Mao commented: “I noticed that some entrepreneurs like Jack Ma appealed for harsher penalties and for fighting counterfeits the same way we fight drunk driving. I agree with that. I think that we need to strictly follow the laws and regulations.”

Earlier this month, Ma called for stricter and more comprehensive laws against counterfeiters, who he said were “not held legally responsible for their actions”.

“The maximum penalty for anything above that amount is seven years. This is a 20-year-old law and a 10-year-old judicial interpretation, severely out-of-date from reality, resulting in 99 percent of counterfeit activities bearing no consequences at all,” Ma said.

Mao, addressing this, stated that “Alibaba thinks that only a small percentage of the counterfeit leads resulted in sentencing, most of which were too light.”

“Overall, the costs are too low not just for counterfeiting but also for illegal competition in our current market. Our agency is paying significant attention to this issue.”

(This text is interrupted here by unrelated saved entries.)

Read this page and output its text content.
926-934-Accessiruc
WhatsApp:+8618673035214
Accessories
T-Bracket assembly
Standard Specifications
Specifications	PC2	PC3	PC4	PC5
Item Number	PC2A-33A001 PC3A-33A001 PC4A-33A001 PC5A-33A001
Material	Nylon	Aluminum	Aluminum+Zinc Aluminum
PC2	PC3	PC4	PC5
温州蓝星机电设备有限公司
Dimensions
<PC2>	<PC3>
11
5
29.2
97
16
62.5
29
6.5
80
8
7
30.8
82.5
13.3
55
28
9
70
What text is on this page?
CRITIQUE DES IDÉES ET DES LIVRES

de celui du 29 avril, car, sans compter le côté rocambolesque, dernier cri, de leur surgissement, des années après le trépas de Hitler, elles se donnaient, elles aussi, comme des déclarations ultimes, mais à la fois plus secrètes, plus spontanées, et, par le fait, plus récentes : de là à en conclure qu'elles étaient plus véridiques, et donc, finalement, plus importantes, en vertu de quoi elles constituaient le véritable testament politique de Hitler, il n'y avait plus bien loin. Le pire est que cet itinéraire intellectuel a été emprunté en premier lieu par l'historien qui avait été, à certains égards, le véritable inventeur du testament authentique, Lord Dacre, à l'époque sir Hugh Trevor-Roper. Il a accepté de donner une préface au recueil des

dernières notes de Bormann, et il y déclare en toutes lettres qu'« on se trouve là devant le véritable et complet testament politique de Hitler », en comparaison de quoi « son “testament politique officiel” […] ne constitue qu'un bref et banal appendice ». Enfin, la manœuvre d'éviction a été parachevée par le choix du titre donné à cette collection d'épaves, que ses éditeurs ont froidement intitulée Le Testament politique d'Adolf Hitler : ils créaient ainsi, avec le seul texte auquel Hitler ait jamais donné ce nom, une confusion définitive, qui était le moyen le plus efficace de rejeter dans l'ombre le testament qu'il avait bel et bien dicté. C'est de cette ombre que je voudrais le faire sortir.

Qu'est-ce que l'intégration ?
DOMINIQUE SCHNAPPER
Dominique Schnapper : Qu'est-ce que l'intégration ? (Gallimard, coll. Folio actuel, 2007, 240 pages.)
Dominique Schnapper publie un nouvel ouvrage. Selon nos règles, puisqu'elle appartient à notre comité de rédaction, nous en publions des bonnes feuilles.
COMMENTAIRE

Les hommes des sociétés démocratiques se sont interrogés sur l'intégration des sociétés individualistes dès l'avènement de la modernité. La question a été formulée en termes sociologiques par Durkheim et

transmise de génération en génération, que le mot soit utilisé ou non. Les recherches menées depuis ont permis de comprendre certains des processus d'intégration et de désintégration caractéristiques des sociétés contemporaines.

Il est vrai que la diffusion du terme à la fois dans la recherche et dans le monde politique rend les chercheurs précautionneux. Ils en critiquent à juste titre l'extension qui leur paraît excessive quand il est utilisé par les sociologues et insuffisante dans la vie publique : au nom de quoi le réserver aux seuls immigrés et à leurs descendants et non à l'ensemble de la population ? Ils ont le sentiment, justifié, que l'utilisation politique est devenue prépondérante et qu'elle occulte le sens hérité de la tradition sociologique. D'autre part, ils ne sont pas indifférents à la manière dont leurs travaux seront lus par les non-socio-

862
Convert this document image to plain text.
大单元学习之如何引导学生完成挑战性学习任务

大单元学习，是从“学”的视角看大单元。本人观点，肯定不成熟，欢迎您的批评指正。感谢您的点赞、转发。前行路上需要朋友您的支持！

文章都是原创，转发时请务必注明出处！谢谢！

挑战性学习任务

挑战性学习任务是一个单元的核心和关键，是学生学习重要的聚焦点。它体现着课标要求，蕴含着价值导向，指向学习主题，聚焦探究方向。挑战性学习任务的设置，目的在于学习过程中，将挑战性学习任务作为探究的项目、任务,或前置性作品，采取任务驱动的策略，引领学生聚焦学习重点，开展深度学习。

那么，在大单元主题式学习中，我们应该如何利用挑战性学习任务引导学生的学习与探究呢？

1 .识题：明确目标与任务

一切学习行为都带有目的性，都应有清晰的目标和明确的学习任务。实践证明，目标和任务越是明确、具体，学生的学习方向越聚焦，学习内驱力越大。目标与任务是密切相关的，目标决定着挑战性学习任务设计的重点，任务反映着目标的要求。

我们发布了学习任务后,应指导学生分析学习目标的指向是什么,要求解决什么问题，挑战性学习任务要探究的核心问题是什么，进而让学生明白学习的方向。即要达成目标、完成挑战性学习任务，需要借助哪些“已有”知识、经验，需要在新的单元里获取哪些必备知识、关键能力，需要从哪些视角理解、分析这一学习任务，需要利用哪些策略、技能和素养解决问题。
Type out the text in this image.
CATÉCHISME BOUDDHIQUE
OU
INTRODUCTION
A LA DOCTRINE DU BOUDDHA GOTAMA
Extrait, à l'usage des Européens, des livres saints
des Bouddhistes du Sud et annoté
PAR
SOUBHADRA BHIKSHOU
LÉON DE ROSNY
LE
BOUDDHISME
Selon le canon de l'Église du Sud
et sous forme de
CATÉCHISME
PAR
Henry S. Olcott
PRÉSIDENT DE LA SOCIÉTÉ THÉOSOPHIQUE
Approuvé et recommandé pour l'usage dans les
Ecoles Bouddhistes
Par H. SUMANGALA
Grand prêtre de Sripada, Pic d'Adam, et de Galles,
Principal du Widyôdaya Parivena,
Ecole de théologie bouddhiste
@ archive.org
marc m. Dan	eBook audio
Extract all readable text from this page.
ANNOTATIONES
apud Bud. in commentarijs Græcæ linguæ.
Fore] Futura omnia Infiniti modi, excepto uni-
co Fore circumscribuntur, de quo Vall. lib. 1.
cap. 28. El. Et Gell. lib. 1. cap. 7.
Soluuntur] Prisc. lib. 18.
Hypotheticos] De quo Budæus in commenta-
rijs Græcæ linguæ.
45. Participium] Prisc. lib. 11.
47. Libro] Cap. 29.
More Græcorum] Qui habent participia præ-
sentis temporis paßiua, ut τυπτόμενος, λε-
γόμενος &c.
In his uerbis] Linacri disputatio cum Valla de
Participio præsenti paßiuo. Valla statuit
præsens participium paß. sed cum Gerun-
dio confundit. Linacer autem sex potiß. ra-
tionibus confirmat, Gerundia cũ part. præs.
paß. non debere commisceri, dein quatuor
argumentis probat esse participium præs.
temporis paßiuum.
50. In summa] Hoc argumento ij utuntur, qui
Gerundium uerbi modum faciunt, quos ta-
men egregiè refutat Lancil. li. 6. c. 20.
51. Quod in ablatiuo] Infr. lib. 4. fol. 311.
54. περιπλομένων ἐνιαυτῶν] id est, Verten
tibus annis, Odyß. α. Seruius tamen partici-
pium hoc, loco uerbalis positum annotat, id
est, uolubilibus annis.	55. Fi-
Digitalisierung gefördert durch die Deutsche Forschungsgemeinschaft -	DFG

Speaking on what the Chinese government can do to combat counterfeiting issues, Mao said that the country needs to establish a “robust social trust system and comprehensive laws” that will “alleviate the issue of counterfeiting”.

“I can’t say when we will have a world completely without counterfeits—no country dares to make such a statement. But that’s our wish.”

“Our goal is to have a world with less counterfeits and we will continue to work towards that goal.”